Colonne

Le monde est plein de démons ! Partout rôdent des forces obscures qui nous submergent et veulent nous inciter à des forfaitures. Comment ? Vous secouez
la tête ? En tout cas, selon la théologie de Karl Barth, le monde est plein de ces démons, respectivement
« de pouvoirs sans seigneur ». Cependant, il ne les nomme ni Azazel, ni Nephilim, mais « totalitarisme »

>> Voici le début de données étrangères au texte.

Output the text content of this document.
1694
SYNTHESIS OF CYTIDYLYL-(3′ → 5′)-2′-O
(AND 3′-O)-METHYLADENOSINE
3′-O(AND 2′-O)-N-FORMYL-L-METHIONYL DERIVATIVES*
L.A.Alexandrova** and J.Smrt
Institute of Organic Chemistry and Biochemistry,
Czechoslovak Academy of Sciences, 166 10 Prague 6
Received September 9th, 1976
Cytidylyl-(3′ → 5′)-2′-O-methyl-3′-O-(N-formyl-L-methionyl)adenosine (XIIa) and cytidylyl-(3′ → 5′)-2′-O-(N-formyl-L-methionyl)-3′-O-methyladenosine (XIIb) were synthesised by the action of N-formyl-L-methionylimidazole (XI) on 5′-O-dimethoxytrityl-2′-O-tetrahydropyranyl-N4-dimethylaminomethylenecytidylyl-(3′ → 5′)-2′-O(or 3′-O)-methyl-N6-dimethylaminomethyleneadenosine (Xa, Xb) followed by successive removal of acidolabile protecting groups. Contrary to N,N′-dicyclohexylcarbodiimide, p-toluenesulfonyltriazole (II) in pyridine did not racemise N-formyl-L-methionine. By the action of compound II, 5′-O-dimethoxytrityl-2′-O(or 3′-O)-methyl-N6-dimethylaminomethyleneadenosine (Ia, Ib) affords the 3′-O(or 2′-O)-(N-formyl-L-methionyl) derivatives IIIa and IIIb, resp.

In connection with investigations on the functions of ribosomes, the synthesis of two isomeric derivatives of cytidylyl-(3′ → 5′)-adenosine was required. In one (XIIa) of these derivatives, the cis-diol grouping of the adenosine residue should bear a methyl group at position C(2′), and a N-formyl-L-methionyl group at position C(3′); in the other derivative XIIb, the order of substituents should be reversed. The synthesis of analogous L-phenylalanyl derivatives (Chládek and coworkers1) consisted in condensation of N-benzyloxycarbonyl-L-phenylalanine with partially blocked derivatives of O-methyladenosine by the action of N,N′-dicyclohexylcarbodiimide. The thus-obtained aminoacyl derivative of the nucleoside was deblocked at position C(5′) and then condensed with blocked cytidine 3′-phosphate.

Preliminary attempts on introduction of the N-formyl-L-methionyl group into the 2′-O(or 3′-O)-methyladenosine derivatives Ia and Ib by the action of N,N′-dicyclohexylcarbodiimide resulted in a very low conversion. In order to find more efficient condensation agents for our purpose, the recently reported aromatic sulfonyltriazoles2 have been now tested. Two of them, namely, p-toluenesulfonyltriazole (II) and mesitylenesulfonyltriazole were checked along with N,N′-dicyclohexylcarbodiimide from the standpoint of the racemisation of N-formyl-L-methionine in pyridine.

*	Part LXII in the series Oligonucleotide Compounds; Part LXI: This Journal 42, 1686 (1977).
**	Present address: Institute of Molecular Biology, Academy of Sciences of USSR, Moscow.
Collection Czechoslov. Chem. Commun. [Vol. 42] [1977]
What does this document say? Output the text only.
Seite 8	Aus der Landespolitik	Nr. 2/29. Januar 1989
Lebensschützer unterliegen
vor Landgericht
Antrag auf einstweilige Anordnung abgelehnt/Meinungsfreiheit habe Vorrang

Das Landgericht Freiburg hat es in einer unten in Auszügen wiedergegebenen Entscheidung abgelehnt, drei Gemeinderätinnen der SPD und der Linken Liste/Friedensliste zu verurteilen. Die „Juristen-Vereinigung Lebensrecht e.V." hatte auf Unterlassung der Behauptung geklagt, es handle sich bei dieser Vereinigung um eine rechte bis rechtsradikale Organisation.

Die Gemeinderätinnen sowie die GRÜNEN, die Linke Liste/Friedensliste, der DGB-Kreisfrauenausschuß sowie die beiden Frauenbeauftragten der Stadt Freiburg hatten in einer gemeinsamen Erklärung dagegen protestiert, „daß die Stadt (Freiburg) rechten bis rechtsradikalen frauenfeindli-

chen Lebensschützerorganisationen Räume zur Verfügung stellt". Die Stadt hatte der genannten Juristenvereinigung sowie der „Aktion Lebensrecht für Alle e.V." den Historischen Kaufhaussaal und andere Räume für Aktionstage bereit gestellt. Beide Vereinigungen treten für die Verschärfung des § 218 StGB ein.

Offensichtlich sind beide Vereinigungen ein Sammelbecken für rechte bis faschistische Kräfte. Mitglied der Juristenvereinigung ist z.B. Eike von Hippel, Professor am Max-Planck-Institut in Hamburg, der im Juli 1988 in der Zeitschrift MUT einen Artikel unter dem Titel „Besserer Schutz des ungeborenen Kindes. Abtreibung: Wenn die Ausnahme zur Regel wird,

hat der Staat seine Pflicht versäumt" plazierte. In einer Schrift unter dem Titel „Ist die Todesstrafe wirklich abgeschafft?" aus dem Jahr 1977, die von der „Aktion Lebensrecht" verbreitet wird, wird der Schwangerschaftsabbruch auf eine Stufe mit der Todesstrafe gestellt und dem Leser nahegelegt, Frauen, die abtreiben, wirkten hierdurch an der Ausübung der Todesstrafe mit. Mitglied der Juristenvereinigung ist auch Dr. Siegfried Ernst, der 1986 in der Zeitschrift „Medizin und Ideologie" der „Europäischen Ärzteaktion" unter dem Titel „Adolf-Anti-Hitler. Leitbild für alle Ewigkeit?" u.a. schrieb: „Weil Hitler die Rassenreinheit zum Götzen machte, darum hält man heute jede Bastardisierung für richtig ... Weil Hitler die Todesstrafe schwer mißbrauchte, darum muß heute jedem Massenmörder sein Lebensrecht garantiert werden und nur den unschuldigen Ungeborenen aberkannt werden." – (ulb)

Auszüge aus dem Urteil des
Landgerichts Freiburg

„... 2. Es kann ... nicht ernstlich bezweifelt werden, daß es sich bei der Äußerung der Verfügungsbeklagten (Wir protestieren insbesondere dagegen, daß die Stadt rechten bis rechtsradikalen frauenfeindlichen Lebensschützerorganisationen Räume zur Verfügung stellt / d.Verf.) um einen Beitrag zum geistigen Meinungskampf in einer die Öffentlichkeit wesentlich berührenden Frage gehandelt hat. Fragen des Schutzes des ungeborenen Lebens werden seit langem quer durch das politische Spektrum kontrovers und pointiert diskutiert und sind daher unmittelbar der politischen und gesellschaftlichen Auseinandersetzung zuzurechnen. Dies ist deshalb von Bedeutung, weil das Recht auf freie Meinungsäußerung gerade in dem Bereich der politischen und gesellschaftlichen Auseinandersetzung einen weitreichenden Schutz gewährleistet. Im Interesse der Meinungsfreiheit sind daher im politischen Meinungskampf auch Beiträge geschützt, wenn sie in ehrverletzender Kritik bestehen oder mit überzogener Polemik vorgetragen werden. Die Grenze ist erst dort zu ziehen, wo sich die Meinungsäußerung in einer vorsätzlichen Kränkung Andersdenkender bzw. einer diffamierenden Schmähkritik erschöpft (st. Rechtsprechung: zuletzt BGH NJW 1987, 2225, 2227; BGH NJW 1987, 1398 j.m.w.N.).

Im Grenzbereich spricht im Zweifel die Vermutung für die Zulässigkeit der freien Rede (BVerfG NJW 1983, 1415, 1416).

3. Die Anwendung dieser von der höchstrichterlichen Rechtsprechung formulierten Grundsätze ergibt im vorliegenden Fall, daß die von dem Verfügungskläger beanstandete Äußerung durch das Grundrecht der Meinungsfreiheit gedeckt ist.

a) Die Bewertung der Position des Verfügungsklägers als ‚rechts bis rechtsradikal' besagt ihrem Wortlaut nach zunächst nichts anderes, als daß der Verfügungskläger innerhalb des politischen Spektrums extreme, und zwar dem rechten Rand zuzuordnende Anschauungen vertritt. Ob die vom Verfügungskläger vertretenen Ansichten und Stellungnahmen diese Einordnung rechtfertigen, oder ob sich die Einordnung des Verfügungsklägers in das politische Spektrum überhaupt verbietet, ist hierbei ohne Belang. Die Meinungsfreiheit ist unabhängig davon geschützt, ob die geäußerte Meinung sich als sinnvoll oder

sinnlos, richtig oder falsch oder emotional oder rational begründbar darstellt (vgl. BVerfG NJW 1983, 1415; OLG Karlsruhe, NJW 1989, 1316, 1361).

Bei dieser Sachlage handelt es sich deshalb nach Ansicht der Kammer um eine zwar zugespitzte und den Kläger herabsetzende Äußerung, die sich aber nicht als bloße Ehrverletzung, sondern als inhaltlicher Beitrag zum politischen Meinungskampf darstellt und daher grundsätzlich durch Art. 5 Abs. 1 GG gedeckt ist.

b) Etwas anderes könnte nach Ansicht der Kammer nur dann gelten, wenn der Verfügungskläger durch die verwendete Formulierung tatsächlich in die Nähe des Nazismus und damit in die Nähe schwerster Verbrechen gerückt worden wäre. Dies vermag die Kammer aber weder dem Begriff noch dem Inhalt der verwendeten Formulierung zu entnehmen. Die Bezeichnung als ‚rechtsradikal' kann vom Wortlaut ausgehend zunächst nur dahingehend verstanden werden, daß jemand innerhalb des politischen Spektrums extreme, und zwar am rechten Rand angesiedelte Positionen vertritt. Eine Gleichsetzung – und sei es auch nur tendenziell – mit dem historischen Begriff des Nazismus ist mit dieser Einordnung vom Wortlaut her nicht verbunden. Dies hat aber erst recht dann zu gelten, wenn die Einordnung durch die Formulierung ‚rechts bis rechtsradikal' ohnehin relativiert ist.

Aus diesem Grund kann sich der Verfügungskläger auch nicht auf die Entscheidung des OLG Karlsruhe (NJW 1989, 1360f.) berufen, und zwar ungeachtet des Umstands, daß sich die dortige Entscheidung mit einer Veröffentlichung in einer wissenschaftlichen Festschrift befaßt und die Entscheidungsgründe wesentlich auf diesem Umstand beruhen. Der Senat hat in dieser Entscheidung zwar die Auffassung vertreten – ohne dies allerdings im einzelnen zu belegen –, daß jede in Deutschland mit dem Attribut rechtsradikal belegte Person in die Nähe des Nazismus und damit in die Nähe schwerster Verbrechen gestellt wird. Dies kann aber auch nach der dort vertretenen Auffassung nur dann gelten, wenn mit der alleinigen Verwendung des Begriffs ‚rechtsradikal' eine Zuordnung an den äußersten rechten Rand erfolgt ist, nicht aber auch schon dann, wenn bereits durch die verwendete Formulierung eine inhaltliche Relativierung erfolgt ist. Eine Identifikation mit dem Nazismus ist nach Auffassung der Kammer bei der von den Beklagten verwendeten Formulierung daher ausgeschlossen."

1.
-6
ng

et « folie du sport » – parfois avec la bible, il nommera Mammon (pour ne pas dire « capitalisme »). Ce qu’il y a de perfide avec ces puissances, c’est qu’à la base elles sont bonnes. Ce sont des capacités humaines par lesquelles nous nous mouvons dans la réalité. Pour Barth, la réalité est donnée par Dieu. Si les êtres humains se détachent de Dieu, leurs facultés revendiquent la réalité pour eux-mêmes. Elles s’autonomisent et ne nous servent plus mais nous à elles. Soudainement, les partis n’orientent plus leur programme en fonction des intérêts de leurs électeurs, mais tentent de gagner des électeurs pour leur programme. D’un coup, il n’en va plus pour l’économie de la préservation de vies humaines par l’emploi, mais de la préservation de l’emploi par l’engagement de vies humaines. Subitement, le sport n’est plus au service de la qualité de vie des êtres humains, mais ce sont des quartiers résidentiels entiers qui sont sacrifiés à la construction de stades de foot. Ces démons demeurent nos propres facultés. Aucun démon n’a un pouvoir absolu. Nous pourrions changer le cours du monde. C’est pour cela que nous sommes invités en tant que chrétiennes et chrétiens à rester attentifs et à élever une voix critique à chaque fois que de telles puissances cessent de servir l’être humain et que des êtres humains se mettent à les servir.